PAGI itu, matahari belum tinggi ketika Pak Iwan (bukan nama sebenarnya) mendayung perahunya ke dermaga kecil di pesisir Nusaniwe. Udara masih dingin, dan embun belum benar-benar hilang dari permukaan laut.
Tapi lelaki berusia 47 tahun itu sudah bersiap. Seperti hari-hari sebelumnya, ia kembali berlayar—bukan hanya demi tangkapan ikan, tapi juga demi sebotol bensin yang menjadi sumber hidup keluarganya.

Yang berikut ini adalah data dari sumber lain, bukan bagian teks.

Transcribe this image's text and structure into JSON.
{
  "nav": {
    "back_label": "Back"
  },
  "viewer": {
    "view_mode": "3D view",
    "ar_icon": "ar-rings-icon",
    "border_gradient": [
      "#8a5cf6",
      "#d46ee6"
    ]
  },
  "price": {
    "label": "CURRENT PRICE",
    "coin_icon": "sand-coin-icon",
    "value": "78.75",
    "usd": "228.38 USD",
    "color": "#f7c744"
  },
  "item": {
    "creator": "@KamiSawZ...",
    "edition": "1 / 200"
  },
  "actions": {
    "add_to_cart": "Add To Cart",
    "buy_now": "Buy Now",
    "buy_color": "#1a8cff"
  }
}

“Kadang-kadang, saya lebih jauh ke Tulehu daripada melaut,” katanya sambil menghela napas panjang. “Kalau BBM habis, saya bisa habiskan setengah hari hanya untuk cari isi jeriken.”
Cerita Pak Iwan bukan kisah tunggal. Ratusan nelayan di jazirah Nusaniwe dan Leitimur mengalami hal serupa. Mereka harus menyeberangi lautan atau menempuh jalan darat yang berliku dan mahal untuk membeli bahan bakar.
Dalam skema besar ekonomi nasional, mungkin ini hanya persoalan distribusi BBM. Tapi bagi nelayan kecil, ini adalah garis tipis antara bisa makan hari ini atau tidak.
Ketika Harapan Datang Lewat Kunjungan Seorang Menteri
Pada Sabtu, 5 April 2025, denyut harapan itu menyala kembali. Kota Ambon kedatangan tamu penting: Menteri Investasi dan Kepala BKPM, Bahlil Lahadalia, dalam kapasitasnya sebagai Plt Menteri ESDM.
Kunjungannya membawa angin segar, bukan hanya untuk dunia usaha dan pemerintahan, tapi juga untuk mereka yang selama ini hidup di pinggir—secara geografis maupun ekonomi.
Bersama Wali Kota Ambon, Bodewin Wattimena, Menteri Bahlil mengunjungi kantor PLN di jalan Sultan Hairun dan kemudian bertolak ke Pertamina Patra Niaga di Wayame. Suasana pertemuan yang hangat dan penuh kekeluargaan menjadi wadah diskusi yang jauh dari formalitas belaka. Di sanalah, suara-suara kecil seperti Pak Iwan mulai bergema.
“Pak Menteri sangat perhatian. Beliau bertanya langsung, apa kebutuhan masyarakat Maluku, khususnya Ambon,” ujar Wali Kota kepada pers. “Saya sampaikan bahwa SPBU umum kita sudah mencukupi, tapi kami butuh SPBU nelayan di Nusaniwe dan Leitimur.”